Tehama non-profit works to make headway on youth violence
TEHAMA COUNTY, Calif. — Empower Tehama is a non-profit that serves across demographics in Tehama County and their work with the community’s youth has been key in helping violence among them drop.
After violence broke out in Red Bluff among some of its younger residents last month, the Northstate’s News spoke with schools and police about how they’re handling troubled youth across the community. Both groups say Empower Tehama has been a vital player not just with the kids in school but in their homes.
“Stop the generational cycle of violence from happening,” says Jennifer Moniz. “To really get in there early and make changes before we have people coming in as victims or abusers, and that really makes a difference, and that ripples out to the communities so it’s not just the high schools.“
Moniz is the Outreach Manager for Empower Tehama. She shares currently their youth team works regularly at Red Bluff High School, Salisbury High School and the juvenile hall. Along with other schools across the county, they’re called to.
At these schools what they do varies. The goal however is always the same, helping the student process their lives better. Whether that lesson is through the more general lessons they do for classes or more personal diversionary work.
“You’re talking about gangs, but to reach that it involves so many layers, that you can’t just approach that in one direction,” Moniz explains. “It takes a full spectrum of services and help and early interventions to change that.“
Jeremy Hutton, a licensed therapist who works with in-crisis youth, says they’ve seen a massive improvement over the last nine years. Something that shows itself through students getting more engagement with their programs.
“The uptick in the youth participating in, the growth of these programs,” Hutton says. “I think really speaks to the impact of people engaging when they know the services are there.”
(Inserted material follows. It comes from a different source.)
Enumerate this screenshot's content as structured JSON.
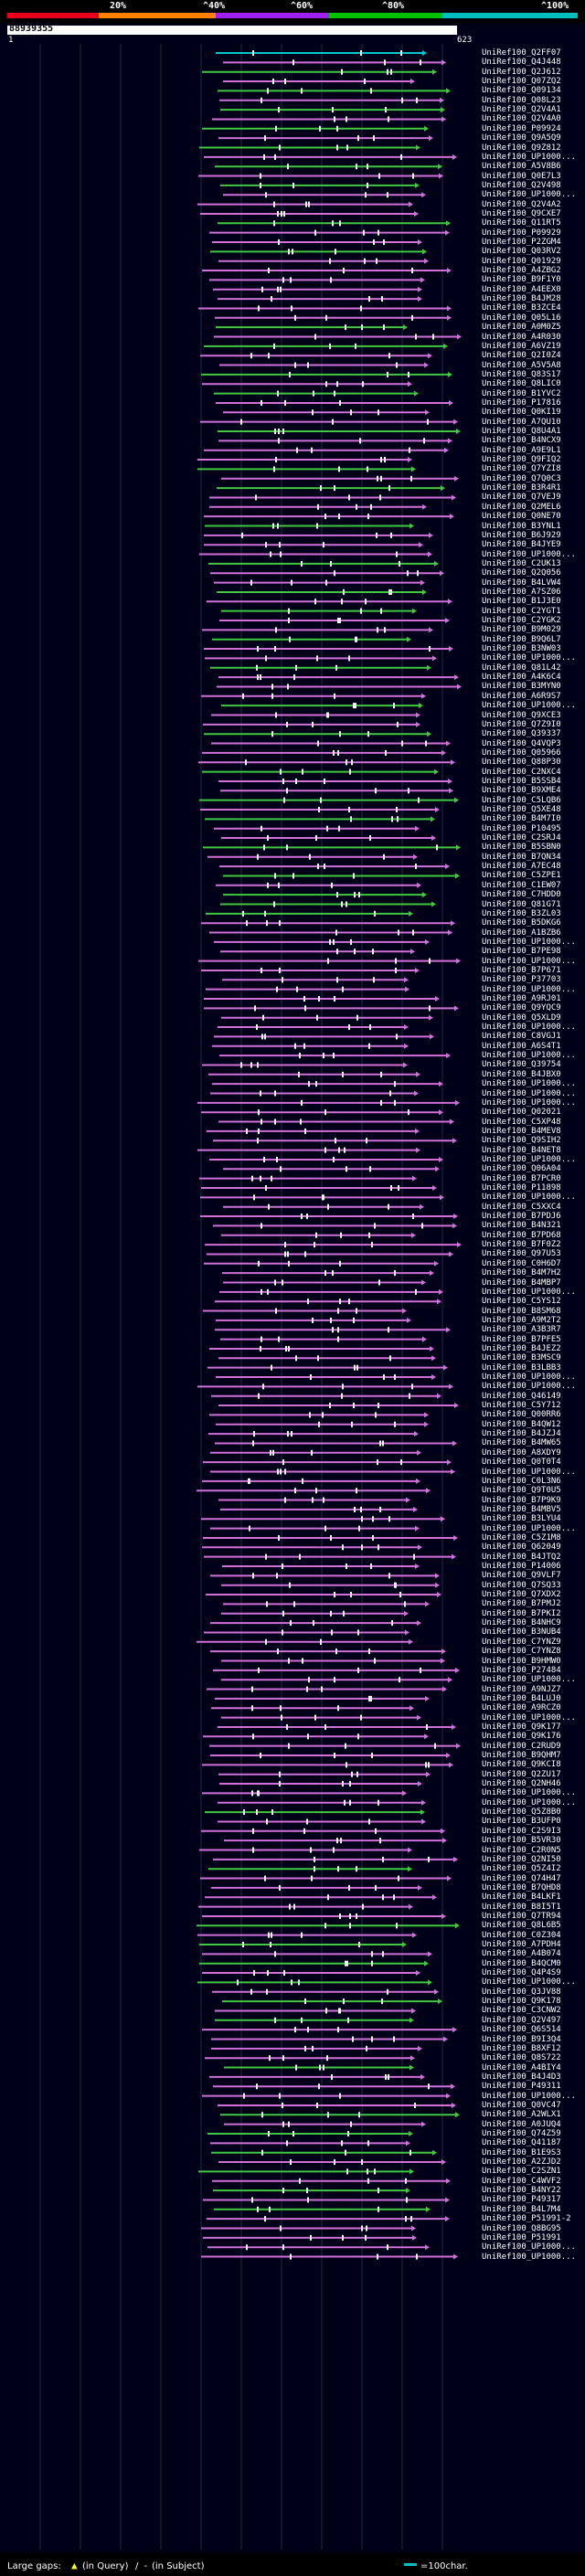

Hutton says they want to continue this work in more schools across the county, explaining that as more students at-risk get engaged the more Empower Tehama can do to get them on to a better path.
“The child only knows that so when they come in to program whether in group or they come into individual so when they come into program when they’re, or they come into individual, they’re getting a different sense of reality,” he explains. “They’re getting a non-judgmental place, and so we’re able to help reframe that cognitive functioning to a degree that ‘hey there’s another world out there.”